Rick West '65

After spending years as an attorney specializing in American Indian legal reform and rights, Rick West ’65 was presented a unique opportunity—to become the founding director of the Smithsonian Institution’s National Museum of the American Indian.

“My dad was an artist, painter and sculptor, so museums were not unknown to me,” he said. “I was around them growing up. It was also a way to protect political rights and to protect culture. It was a brilliant opportunity.”

West spent 17 years in this role, establishing and expanding collections, fundraising and creating a vision for the museum’s future before retiring in 2007. In 2013, he headed to Los Angeles to serve as president and CEO of the Autry National Center.

“This particular opportunity was very attractive to me,” he said. “The National Museum of the American Indian came out of an era of popular culture in the late 1980s and early 1990s where a community marginalized did the best it could to get itself to the table of conversation. The Autry was even more challenging, with the history and culture and experience of the American west … but it was also filled with dazzling possibilities.”

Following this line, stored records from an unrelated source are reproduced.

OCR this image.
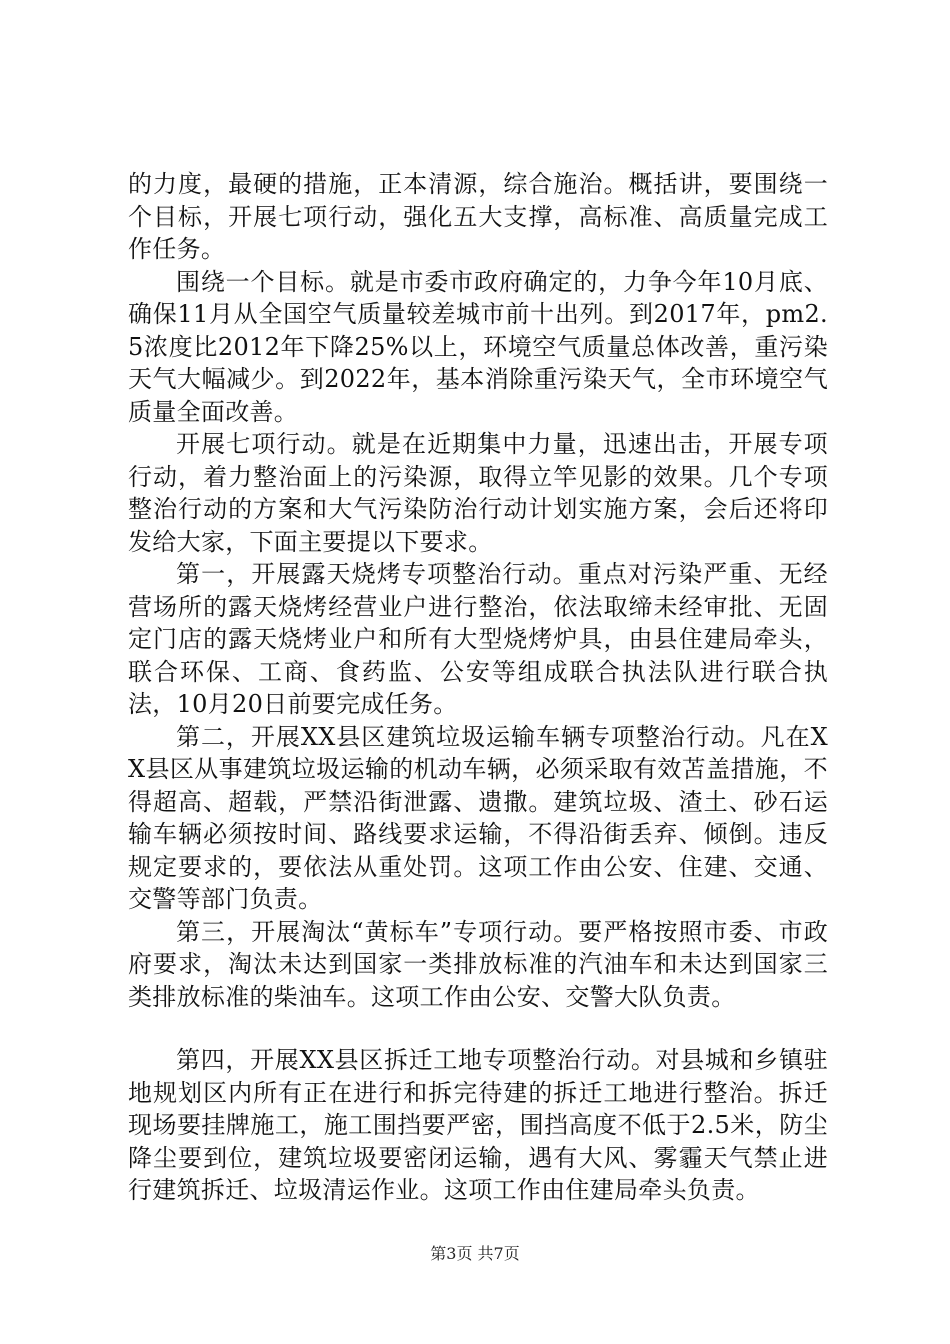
的力度，最硬的措施，正本清源，综合施治。概括讲，要围绕一个目标，开展七项行动，强化五大支撑，高标准、高质量完成工作任务。

围绕一个目标。就是市委市政府确定的，力争今年10月底、确保11月从全国空气质量较差城市前十出列。到2017年，pm2.5浓度比2012年下降25%以上，环境空气质量总体改善，重污染天气大幅减少。到2022年，基本消除重污染天气，全市环境空气质量全面改善。

开展七项行动。就是在近期集中力量，迅速出击，开展专项行动，着力整治面上的污染源，取得立竿见影的效果。几个专项整治行动的方案和大气污染防治行动计划实施方案，会后还将印发给大家，下面主要提以下要求。

第一，开展露天烧烤专项整治行动。重点对污染严重、无经营场所的露天烧烤经营业户进行整治，依法取缔未经审批、无固定门店的露天烧烤业户和所有大型烧烤炉具，由县住建局牵头，联合环保、工商、食药监、公安等组成联合执法队进行联合执法，10月20日前要完成任务。

第二，开展XX县区建筑垃圾运输车辆专项整治行动。凡在XX县区从事建筑垃圾运输的机动车辆，必须采取有效苫盖措施，不得超高、超载，严禁沿街泄露、遗撒。建筑垃圾、渣土、砂石运输车辆必须按时间、路线要求运输，不得沿街丢弃、倾倒。违反规定要求的，要依法从重处罚。这项工作由公安、住建、交通、交警等部门负责。

第三，开展淘汰“黄标车”专项行动。要严格按照市委、市政府要求，淘汰未达到国家一类排放标准的汽油车和未达到国家三类排放标准的柴油车。这项工作由公安、交警大队负责。

第四，开展XX县区拆迁工地专项整治行动。对县城和乡镇驻地规划区内所有正在进行和拆完待建的拆迁工地进行整治。拆迁现场要挂牌施工，施工围挡要严密，围挡高度不低于2.5米，防尘降尘要到位，建筑垃圾要密闭运输，遇有大风、雾霾天气禁止进行建筑拆迁、垃圾清运作业。这项工作由住建局牵头负责。

第3页 共7页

West, a citizen of the Cheyenne and Arapaho tribes of Oklahoma, was an American history major and political science minor at Redlands. Upon graduation, West headed east and received his master’s degree in American history from Harvard University, but soon decided to follow a different path and earn a law degree from Stanford University.

“I went with a very specific purpose—American Indian legal reform and rights,” he said.

West clerked at the U.S. Court of Appeals for the Ninth Circuit in San Francisco before moving to Washington, D.C., with his wife, Mary Beth. For more than 15 years, he served as counsel to a number of tribes, organizations and interest groups. He was living in Albuquerque when he was approached by the Smithsonian.

“The beauty of it was I had actually seen the collection before,” he said. “My dad had taken us when we were younger, and it was considered the finest collection of Cheyenne material. It was thrilling and meaningful.”

Now at the Autry, West is responsible for all operations of the museum and oversees a team of 160 professionals and 300 volunteers. It’s fitting that West is back in Southern California, just an hour’s drive away from the place where the foundation for his remarkable career was solidified.

“Coming from Muskogee, I don’t know if I could have weathered anywhere else,” he said. “That’s what I cherished about Redlands; its smaller college, liberal arts approach to education. That’s so important, and was the building blocks of my own experience.”